Descriptive Statistics

CENTRAL TENDENCY

Averages: mean mode and median.

As an example, the first variable (X1) in Anscombe’s first data set can be used 1.

To show the data values:

anscombe.quartet$X1

[1] 10  8 13  9 11 14  6  4 12  7  5

Mean: add and divide by number of observations.

Mean(X 1)=\frac{1}{n}\sum_{i=1}^{n} X1(i)

Where n is the number of observations. Or in R:

mean(anscombe.quartet$X1)

[1] 9

Median: middle value of the ordered data. If the number of observations is odd, the median value is one of the observations. If the number of observations is even, the median value is the average of the central two observations.

Or in R:

median(anscombe.quartet$X1)

[1] 9

The mode, or most common category, is more difficult to calculate and is often best depicted graphically.

There is no standard function for the mode in R. The following:

mode(anscombe.quartet$X1)

returns the internal storage mode of the R object and not the mode:

[1] “numeric”

The mode can be found with a user defined function:

Mode <- function(x) {
ux <- unique(x)
ux[which.max(tabulate(match(x, ux)))]
}

This function calculates the mode in R by entering:

Mode(anscombe.quartet$X1)

Note the capital M as defined in the function!

[1] 10

DISPERSION

Indicators of the spread or variability of the data.

Variance: the average of the sum of the squares about the mean:

Variance(X 1)=\frac{1}{n-1}\sum_{i=1}^{n} (X1(i)-Mean(X1)) ^{2}

The term \sum_{i=1}^{n} (X1(i)-Mean(X1)) ^{2} is the sum of the squares about the mean.

Or in R:

var(anscombe.quartet$X1)

[1] 11

Standard Deviation: the square root of the variance:

StandardDeviation(X 1)=\sqrt(Variance)

or

StandardDeviation(X 1)=\sqrt(\frac{1}{n-1}\sum_{i=1}^{n} (X1(i)-Mean(X1)) ^{2})

or

Variance(X1)=(StandardDeviation(X1)) ^{2}

Or in R:

sd(anscombe.quartet$X1)

[1] 3.316625

The square root of the variance gives the same result:

sqrt(var(anscombe.quartet$X1))

[1] 3.316625

Range: highest minus lowest value.

The maximum observation minus the minimum observation.

Or in R:

range(anscombe.quartet$X1)

[1]  4 14

So, the range is 10.

Minimum: Lowest value

Or in R:

min(anscombe.quartet$X1)

[1] 4

Maximum: Highest value

Or in R:

max(anscombe.quartet$X1)

[1] 14

Interquartile range: ‘midspread’ or ‘mid fifty’, the difference between the upper and lower quartiles.

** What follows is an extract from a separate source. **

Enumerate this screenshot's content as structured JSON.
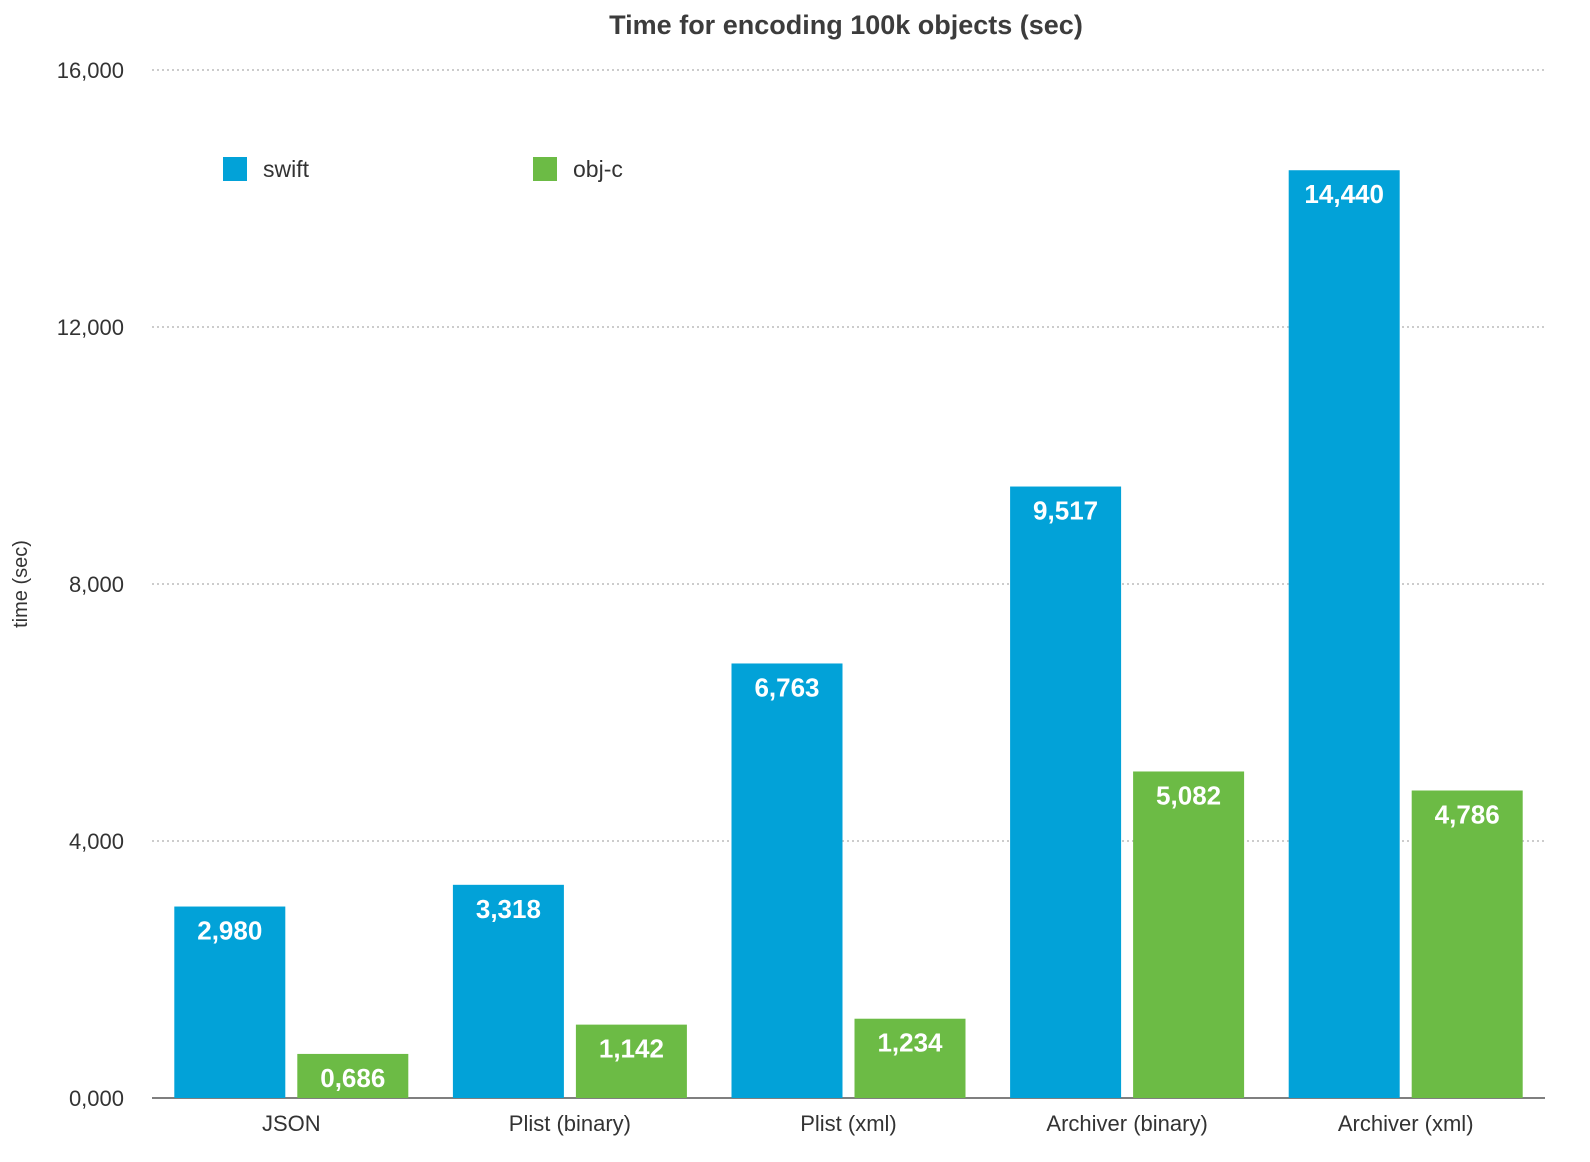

Data can be divided into four quartiles: Q1, Q2, Q3 and Q4. Q2 is equal to the median value and the interquartile range is Q3 minus Q1:

IQR = Q3 – Q1

Or in R:

IQR(anscombe.quartet$X1)

[1] 5

In a box plot, the IQR is indicated by the box in the plot.

Normal distribution: mean, mode and median are the same.

Descriptive statistics can be obtained using JGR, or alternatively entered manually into the console. For example to obtain the descriptives of X1 in Anscombe’s first data set, load the data and enter the following into the console:

descriptive.table(vars = d(X1),data= anscombe.quartet, func.names =c(“Mean”,”St. Deviation”,”Valid N”,”Median”,”Minimum”,”Maximum”))

The code can be copied and pasted, but the quotation marks may have to be re-entered.

This should give the following output:

$`strata: all cases `
         Mean.X1 St. Deviation.X1       Valid N.X1        Median.X1       Minimum.X1       Maximum.X1
        9.000000         3.316625        11.000000         9.000000         4.000000        14.000000

1.
Anscombe F. Graphs in statistical analysis. The American Statistician. 1973;27(1):17–21.